D'habitude animé, le quartier est plongé dans le silence, rompu seulement par des sanglots étouffés et le crépitement des flammes de cierges.
"Nous sommes tous coupables: les parents, le gouvernement et le système d'éducation", dit Todor Dragicevic, un médecin de 28 ans. "Nous n'avons pas su régler les problèmes".
En Serbie, environ 39 personnes sur 100 possèdent une arme à feu, taux le plus élevé d'Europe pour la détention d'armes par des civils, selon le projet de recherche Small Arms Survey (SAS).
Les armes occupent une place importante dans la culture du pays, après des siècles d'occupation, de rébellion et de guerres.
Malgré cela, les fusillades sont rares et les tueries dans des écoles inexistantes dans l'histoire récente de la Serbie.
Le président serbe Aleksandar Vucic a promis de "désarmer" le pays en réduisant le nombre de permis de port d'armes et en s'attaquant au problème des armes illégales, rampant depuis les guerres des années 1990.
"Moins de fusils signifiera moins de danger pour nos enfants", a-t-il lancé.
Mais certains s'interrogent sur d'autres causes possibles des tueries.
"Il y a beaucoup plus d'agressivité dans la société", déclare à l'AFP Tamara Dzamonja Ignjatovic, présidente de l'Association de psychologues de Serbie.
- Atténuer le choc -
Les médias pro-gouvernementaux glorifient le mode de vie des criminels. Les gangsters condamnés sont les vedettes de programmes télévisés populaires.

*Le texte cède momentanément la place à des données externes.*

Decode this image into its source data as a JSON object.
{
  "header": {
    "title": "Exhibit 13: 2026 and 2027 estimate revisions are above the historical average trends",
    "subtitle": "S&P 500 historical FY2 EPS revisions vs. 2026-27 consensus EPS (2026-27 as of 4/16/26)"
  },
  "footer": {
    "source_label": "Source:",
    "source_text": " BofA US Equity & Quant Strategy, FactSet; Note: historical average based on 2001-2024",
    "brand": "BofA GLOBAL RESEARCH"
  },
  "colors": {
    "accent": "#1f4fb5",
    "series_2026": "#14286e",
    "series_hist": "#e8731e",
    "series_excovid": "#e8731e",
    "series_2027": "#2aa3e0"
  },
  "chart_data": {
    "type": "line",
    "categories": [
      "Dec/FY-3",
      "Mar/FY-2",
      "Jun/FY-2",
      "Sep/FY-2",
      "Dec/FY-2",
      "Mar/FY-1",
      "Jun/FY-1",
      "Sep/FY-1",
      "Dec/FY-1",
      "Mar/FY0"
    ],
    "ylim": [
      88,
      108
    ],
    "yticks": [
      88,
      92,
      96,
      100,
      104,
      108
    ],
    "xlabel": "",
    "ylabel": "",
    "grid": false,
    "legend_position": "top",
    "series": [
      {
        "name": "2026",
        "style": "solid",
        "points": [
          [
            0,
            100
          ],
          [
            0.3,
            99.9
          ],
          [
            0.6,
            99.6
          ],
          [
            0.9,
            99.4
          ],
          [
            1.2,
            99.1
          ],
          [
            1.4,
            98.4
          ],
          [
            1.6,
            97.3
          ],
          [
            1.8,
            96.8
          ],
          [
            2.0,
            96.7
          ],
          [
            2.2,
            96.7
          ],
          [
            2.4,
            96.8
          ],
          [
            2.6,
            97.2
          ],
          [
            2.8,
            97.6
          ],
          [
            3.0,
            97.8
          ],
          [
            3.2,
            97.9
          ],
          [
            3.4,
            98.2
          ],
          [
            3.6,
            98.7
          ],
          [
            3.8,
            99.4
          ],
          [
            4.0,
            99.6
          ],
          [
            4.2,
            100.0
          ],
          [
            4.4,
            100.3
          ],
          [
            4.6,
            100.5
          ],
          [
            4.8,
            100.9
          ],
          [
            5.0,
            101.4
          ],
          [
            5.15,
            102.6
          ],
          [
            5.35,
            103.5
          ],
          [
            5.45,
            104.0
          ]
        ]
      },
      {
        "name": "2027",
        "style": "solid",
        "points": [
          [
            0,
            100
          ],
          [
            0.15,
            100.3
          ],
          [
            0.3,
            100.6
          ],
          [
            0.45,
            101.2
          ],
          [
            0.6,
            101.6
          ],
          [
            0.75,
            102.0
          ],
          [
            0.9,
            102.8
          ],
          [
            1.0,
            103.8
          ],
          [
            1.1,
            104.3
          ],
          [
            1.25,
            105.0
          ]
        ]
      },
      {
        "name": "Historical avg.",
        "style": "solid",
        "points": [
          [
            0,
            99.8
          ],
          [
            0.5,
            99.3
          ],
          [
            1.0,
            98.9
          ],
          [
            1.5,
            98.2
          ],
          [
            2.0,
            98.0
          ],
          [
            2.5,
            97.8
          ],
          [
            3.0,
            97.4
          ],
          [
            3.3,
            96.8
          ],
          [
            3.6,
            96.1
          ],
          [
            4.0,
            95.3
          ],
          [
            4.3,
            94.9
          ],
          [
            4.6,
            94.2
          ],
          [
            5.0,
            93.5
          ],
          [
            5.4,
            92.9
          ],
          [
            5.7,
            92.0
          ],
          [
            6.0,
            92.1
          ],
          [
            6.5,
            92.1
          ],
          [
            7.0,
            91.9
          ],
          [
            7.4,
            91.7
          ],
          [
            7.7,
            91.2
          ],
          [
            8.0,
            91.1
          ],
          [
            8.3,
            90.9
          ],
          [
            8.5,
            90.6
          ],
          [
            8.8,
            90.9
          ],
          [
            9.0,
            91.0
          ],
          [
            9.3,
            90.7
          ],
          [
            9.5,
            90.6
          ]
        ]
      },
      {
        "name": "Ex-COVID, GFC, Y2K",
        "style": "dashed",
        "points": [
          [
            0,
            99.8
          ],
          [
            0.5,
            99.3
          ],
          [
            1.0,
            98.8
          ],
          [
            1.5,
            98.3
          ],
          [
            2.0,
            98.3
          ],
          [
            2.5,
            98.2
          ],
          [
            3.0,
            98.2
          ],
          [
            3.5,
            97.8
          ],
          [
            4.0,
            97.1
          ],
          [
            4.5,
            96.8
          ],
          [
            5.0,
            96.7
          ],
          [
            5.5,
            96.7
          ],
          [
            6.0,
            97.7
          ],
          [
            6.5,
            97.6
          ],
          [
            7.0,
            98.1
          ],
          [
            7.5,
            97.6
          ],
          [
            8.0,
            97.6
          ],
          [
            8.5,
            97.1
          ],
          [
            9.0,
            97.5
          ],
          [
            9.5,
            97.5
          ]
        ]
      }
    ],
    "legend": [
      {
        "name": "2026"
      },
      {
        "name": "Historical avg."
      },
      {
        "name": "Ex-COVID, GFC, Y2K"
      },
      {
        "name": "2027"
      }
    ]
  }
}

Le président Vucic lui-même avait montré lors d'une interview en direct en 2021 des images de corps démembrés de criminels supposés, précisant qu'il était important que les citoyens "voient à quel genre de monstres nous avons affaire".
"Malheureusement, le comportement scandaleux d'un être humain envers un autre est encouragé, que ce soit dans les émissions de téléréalité ou au Parlement", déplore Mme Dzamonja Ignjatovic.
Mais la tragédie a aussi montré un côté plus pacifique de la Serbie.
Dans la foulée des fusillades, les gens ont répondu aux appels à donner leur sang et des milliers de personnes sont descendues dans la rue pour rendre hommage aux victimes.
"Beaucoup de gens ont fait preuve de solidarité et d'empathie, chose la plus importante aujourd'hui (...) Nous ne pouvons pas revenir en arrière, mais nous pouvons atténuer le choc", souligne Mme Dzamonja Ignjatovic.